A subacute oral toxicity study according to OECD 407 and in compliance with GLP was performed with the test substance in male and female Fischer 344/DuCrj rats for a period of 28 days (Dow, 2012). Based on the results of a preliminary 14-day dose-range-finding, the unchanged test substance was administered daily via the diet to groups of 10 rats per sex at dose levels of 100, 300 and 1000 mg/kg bw/day over the entire study period. No mortalities and no clinical signs were observed, except for one animal of the 300 mg/kg bw/day dose group, which showed red periocular soiling from Days 15-22. However, this observation was considered spurious and not related to treatment due to the isolated occurrence and lack of a dose-response relationship. No treatment-related effects were observed during functional tests, including sensory evaluation and assessment of rectual temperature, grip performance and motor activity. Body weights and body weight gains, food consumption as well as haematology, clinical chemistry and urinary parameters were comparable to those of controls. Ophthalmic examinations did not reveal any treatment-related effects. Treatment-related, statistically-identified higher mean relative liver weights were noted in male rats given 300 (17.7 %) or 1000 mg/kg/day (14.3 %), as compared to that of the controls, which corresponded to treatment-related very slight hypertrophy of the centrilobular and midzonal hepatocytes. The hypertrophied hepatocytes showed increased cytoplasmic eosinophilia when compared to those of the controls. However, the microscopic lesions observed in liver and the modest liver weight increases noted in males given 300 or 1000 mg/kg bw/day were interpreted to be non-adverse adaptive changes since there were no associated treatment-related changes in clinical chemistry parameters or histopathological evidence of treatment-related hepatocellular necrosis, proliferation, apoptosis or any other degenerative changes indicative of liver toxicity.
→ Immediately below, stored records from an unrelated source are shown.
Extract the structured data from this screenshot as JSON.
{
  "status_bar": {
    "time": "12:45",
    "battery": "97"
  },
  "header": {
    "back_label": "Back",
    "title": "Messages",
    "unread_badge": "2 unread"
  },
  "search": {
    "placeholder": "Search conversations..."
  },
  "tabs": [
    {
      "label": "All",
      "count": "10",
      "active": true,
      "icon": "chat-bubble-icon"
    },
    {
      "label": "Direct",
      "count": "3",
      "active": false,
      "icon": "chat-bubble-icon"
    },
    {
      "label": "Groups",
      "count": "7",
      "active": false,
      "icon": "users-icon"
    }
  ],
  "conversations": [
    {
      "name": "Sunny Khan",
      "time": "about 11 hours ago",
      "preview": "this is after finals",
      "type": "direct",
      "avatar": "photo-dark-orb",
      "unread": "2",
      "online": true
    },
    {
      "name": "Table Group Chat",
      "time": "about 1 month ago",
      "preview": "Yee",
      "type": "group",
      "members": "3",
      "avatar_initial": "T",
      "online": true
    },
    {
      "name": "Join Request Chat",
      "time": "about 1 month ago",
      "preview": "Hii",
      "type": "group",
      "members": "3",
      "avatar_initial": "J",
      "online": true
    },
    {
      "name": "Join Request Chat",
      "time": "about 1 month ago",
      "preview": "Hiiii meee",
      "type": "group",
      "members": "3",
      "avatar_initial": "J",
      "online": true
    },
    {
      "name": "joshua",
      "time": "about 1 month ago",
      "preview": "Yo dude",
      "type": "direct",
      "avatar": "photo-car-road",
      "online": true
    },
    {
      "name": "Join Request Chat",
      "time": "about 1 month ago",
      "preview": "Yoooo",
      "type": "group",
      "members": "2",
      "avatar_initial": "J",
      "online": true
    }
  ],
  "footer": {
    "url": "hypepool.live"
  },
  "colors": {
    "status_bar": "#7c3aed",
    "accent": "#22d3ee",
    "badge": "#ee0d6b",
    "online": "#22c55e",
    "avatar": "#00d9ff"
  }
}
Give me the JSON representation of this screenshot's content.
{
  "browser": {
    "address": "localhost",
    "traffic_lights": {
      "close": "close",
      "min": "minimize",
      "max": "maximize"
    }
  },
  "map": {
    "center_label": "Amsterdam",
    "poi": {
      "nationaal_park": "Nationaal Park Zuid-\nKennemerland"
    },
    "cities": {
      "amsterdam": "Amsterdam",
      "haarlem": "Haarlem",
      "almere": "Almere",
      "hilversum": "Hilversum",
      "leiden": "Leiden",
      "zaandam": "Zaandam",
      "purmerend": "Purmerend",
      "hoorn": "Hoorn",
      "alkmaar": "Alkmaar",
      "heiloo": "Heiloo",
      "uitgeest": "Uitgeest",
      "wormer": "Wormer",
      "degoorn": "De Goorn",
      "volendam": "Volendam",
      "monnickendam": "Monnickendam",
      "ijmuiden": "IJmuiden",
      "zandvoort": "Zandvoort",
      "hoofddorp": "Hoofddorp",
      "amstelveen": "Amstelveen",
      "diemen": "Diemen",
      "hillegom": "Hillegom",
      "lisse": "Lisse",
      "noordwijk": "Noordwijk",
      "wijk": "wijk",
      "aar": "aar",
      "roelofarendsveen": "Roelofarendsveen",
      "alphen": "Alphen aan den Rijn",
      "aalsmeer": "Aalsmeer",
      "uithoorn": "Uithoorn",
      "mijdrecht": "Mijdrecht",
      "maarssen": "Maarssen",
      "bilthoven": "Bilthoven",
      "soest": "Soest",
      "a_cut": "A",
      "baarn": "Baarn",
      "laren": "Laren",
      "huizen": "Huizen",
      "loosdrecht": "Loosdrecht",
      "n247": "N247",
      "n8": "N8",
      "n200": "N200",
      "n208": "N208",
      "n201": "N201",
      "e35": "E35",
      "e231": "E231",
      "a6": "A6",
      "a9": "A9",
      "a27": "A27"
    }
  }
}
Based these results, the NOAEL was determined to be ≥ 1000 mg/kg/day in male and female rats.

Justification for classification or non-classification

The available data on repeated dose toxicity of the substance do not meet the criteria for classification according to Regulation (EC) 1272/2008 or Directive 67/548/EEC, and are therefore conclusive but not sufficient for classification.